ENTONCES dijo Samuel a todo el pueblo de Israel: Ya veis que he condescendido con vosotros en todo lo que me habéis propuesto, y que os he dado un rey; 2 y este rey se halla al frente de vosotros. Yo ya soy viejo y lleno de canas, y mis hijos con vosotros están. Entre vosotros he vivido desde mi juventud hasta hoy; aquí me tenéis presente. 3 Declarad contra mí delante del Señor y de su ungido, si acaso yo he usurpado el buey o el asno u otra cosa de ninguna persona; si he calumniado a nadie, si le he oprimido; si he aceptado cohecho, ni regalo alguno de quienquiera que sea, que hoy os satisfaré, y lo restituiré.

4 A lo que dijeron: No nos has calumniado ni oprimido, ni has tomado de nadie cosa chica ni grande. 5 Les repuso Samuel: Testigo es el Señor contra vosotros, y testigo su ungido en este día de que no habéis hallado nada que decir contra mi conducta. Respondieron: Testigo.

6 Y dijo Samuel al pueblo: Sí, testigo me es aquel Señor que crió a Moisés y Aarón, y sacó a nuestros padres de la tierra de Egipto. 7 Ahora bien, compareced vosotros para que yo delante del Señor os haga cargo en juicio de todas las misericordias que os hizo a vosotros y a vuestros padres. 8 Acordaos de cómo Jacob entró en Egipto, y de qué manera clamaron vuestros padres al Señor; el cual envió a Moisés y Aarón y sacó a vuestros padres de Egipto, y los estableció en este país.

9 Mas ellos se olvidaron del Señor Dios suyo; por lo que los entregó en poder de Sísara, capitán general del ejército de Hasor y en poder de los filisteos, y en poder también del rey de Moab, que les hicieron guerra.

10 Pero después clamaron al Señor, diciendo: Hemos pecado, pues abandonamos al Señor y hemos servido a Baal y a Astarot; ahora, pues, líbranos de las manos de nuestros enemigos, y te serviremos. 11 Con efecto, el Señor os envió a Jerobaal, y a Badán, y a Jefté y a Samuel, y os libró del poder de vuestros enemigos que os rodeaban, y vivisteis en seguridad.

12 Pero viendo que Naas, rey de los amonitas, marchaba contra vosotros, me dijisteis: No será como hasta aquí, sino que nos mandará un rey, siendo así que era entonces el mismo Señor Dios vuestro el que reinaba en medio de vosotros.

13 Ahora bien, aquí tenéis a vuestro rey, ya que vosotros escogisteis y pedisteis tenerlo; ya veis cómo el Señor os ha dado un rey. 14 Con todo si temiereis al Señor, y le sirviereis, y escuchareis su voz, y no fuereis rebeldes a sus palabras, entonces, así vosotros como el rey que os gobierna, seréis dichosos siguiendo al Señor Dios vuestro. 15 Mas si no escuchareis la voz del Señor, y fuereis rebeldes a sus mandatos, descargará sobre vosotros la mano del Señor, como hizo sobre vuestros padres. 16 Pero aguardad ahora un poco, y veréis este prodigio que el Señor va a hacer delante de vuestros ojos. 17 ¿No estamos ahora en la siega de los trigos? Pues yo voy a invocar al Señor, y enviará repentinamente truenos y lluvias; a fin de que entendáis y veáis cuán grande es delante del Señor el mal que habéis hecho pidiendo un rey.

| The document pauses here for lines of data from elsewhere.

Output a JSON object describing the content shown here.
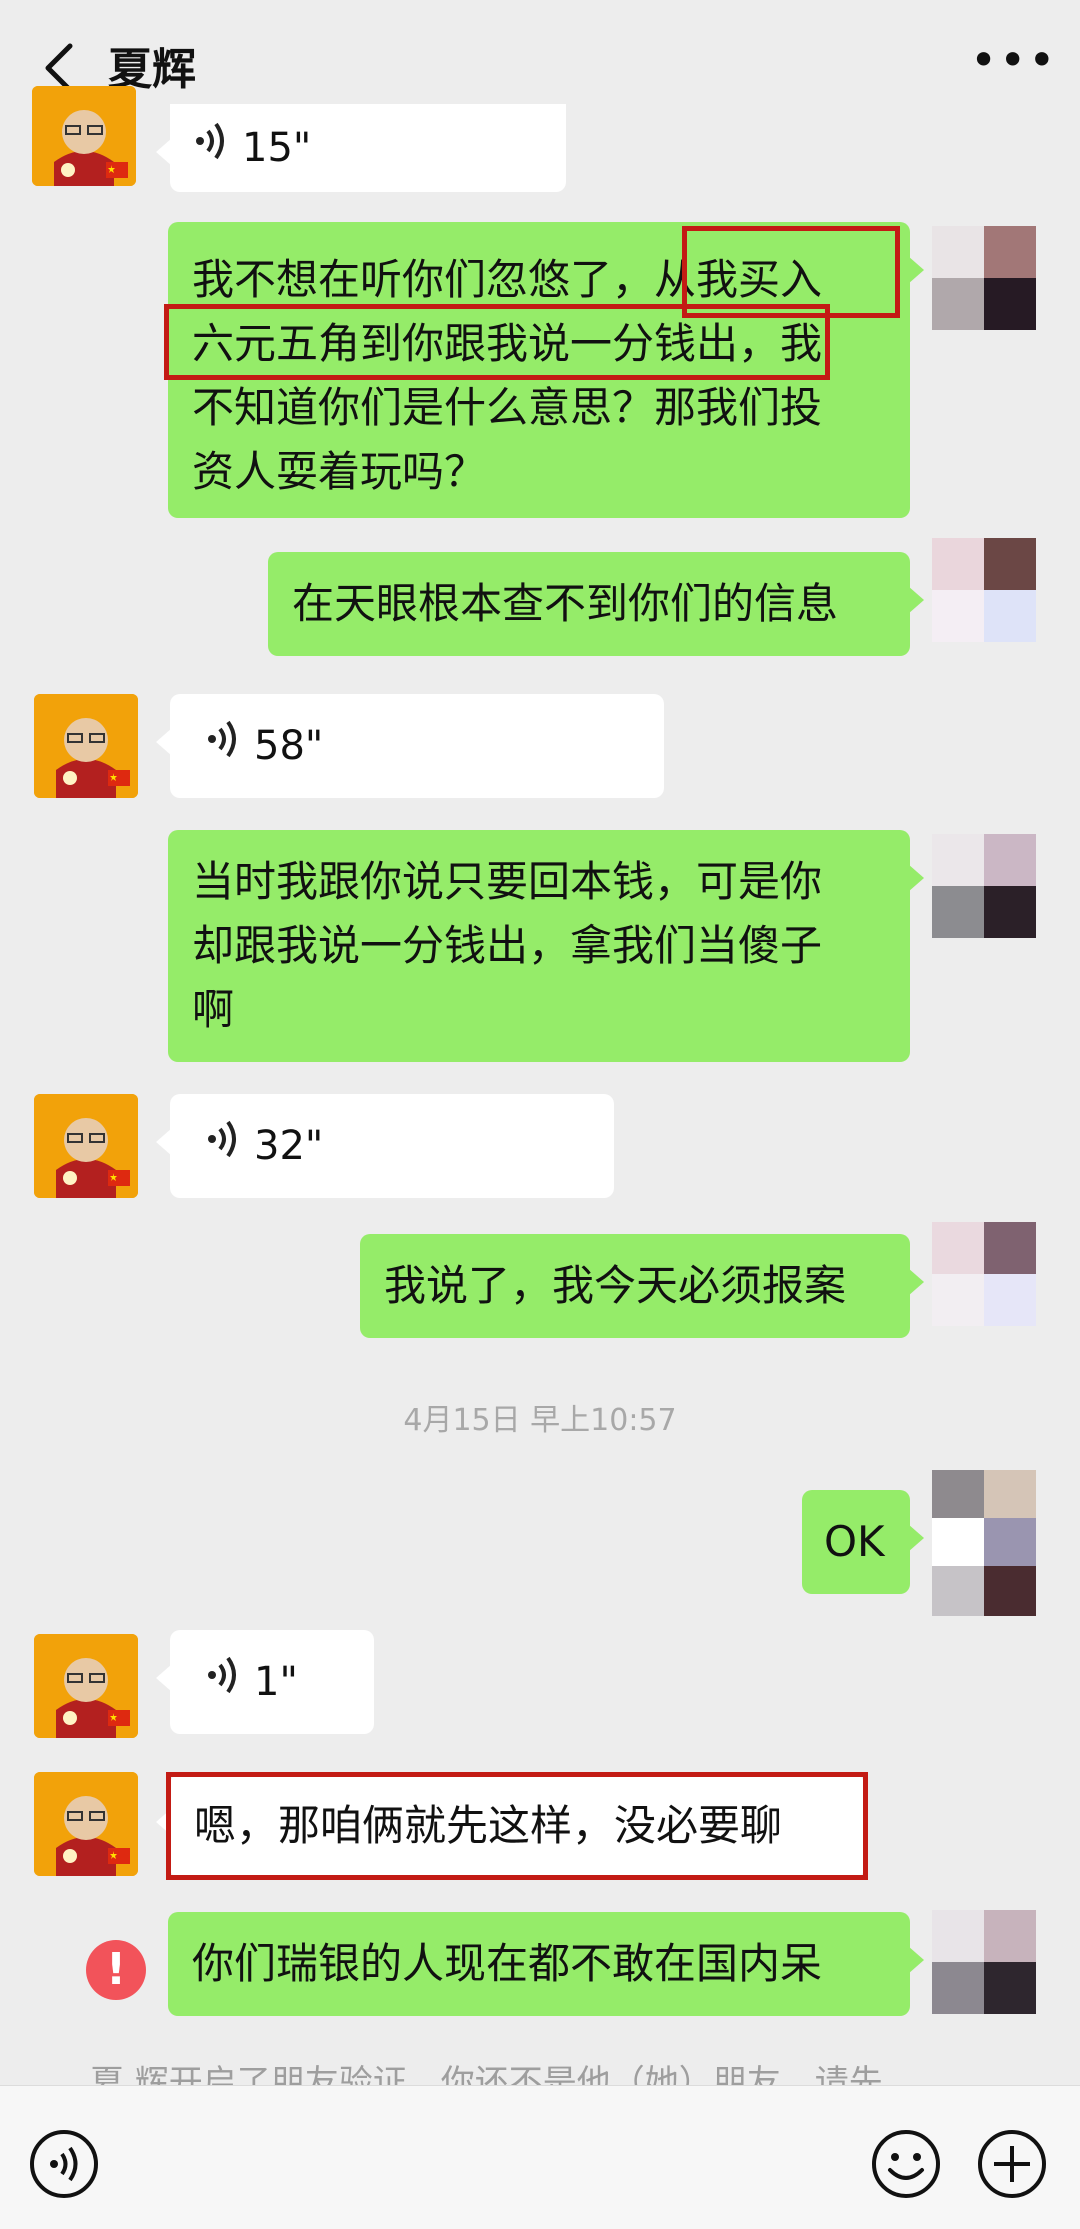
{
  "header": {
    "title": "夏辉"
  },
  "messages": {
    "m1": {
      "duration": "15\""
    },
    "m2": {
      "line1": "我不想在听你们忽悠了，从我买入",
      "line2": "六元五角到你跟我说一分钱出，我",
      "line3": "不知道你们是什么意思？那我们投",
      "line4": "资人耍着玩吗？"
    },
    "m3": {
      "text": "在天眼根本查不到你们的信息"
    },
    "m4": {
      "duration": "58\""
    },
    "m5": {
      "line1": "当时我跟你说只要回本钱，可是你",
      "line2": "却跟我说一分钱出，拿我们当傻子",
      "line3": "啊"
    },
    "m6": {
      "duration": "32\""
    },
    "m7": {
      "text": "我说了，我今天必须报案"
    },
    "timestamp": "4月15日 早上10:57",
    "m8": {
      "text": "OK"
    },
    "m9": {
      "duration": "1\""
    },
    "m10": {
      "text": "嗯，那咱俩就先这样，没必要聊"
    },
    "m11": {
      "text": "你们瑞银的人现在都不敢在国内呆"
    }
  },
  "notice": "夏 辉开启了朋友验证，你还不是他（她）朋友。请先",
  "input": {
    "placeholder": ""
  },
  "colors": {
    "self_bubble": "#95ec69",
    "other_bubble": "#ffffff",
    "highlight_box": "#c31b14",
    "error": "#f2535a"
  }
}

18 Clamó, pues, Samuel al Señor, y el Señor envió truenos y lluvias en aquel mismo día; 19 con lo que todo el pueblo temió en gran manera al Señor y a Samuel, y dijeron todos juntos a Samuel: Ruega por tus siervos al Señor Dios tuyo, para que no muramos; porque a todos los demás pecados nuestros hemos añadido aún la maldad de pedir un rey para que nos gobernase. 20 Dijo entonces Samuel al pueblo: No temáis; vosotros es verdad habéis cometido todos esos pecados; sin embargo no os apartéis del camino del Señor, sino servidle de todo vuestro corazón, 21 ni queráis descarriaros en pos de cosas vanas, que no os aprovecharán de nada, ni os librarán; puesto que no son más que vanidad y mentira. 22 Porque el Señor, por amor de su nombre grande y santo, no desamparará a su pueblo; habiendo jurado tomaros por propio pueblo suyo. 23 Por lo demás lejos de mí cometer tal pecado contra el Señor, que yo cese nunca de rogar por vosotros; yo os enseñaré siempre el recto y buen camino. 24 Así, pues, temed al Señor y servidle de veras y de todo vuestro corazón, ya que habéis visto las maravillas que ha obrado entre vosotros. 25 Mas si os obstinareis en la malicia pereceréis vosotros y vuestro rey.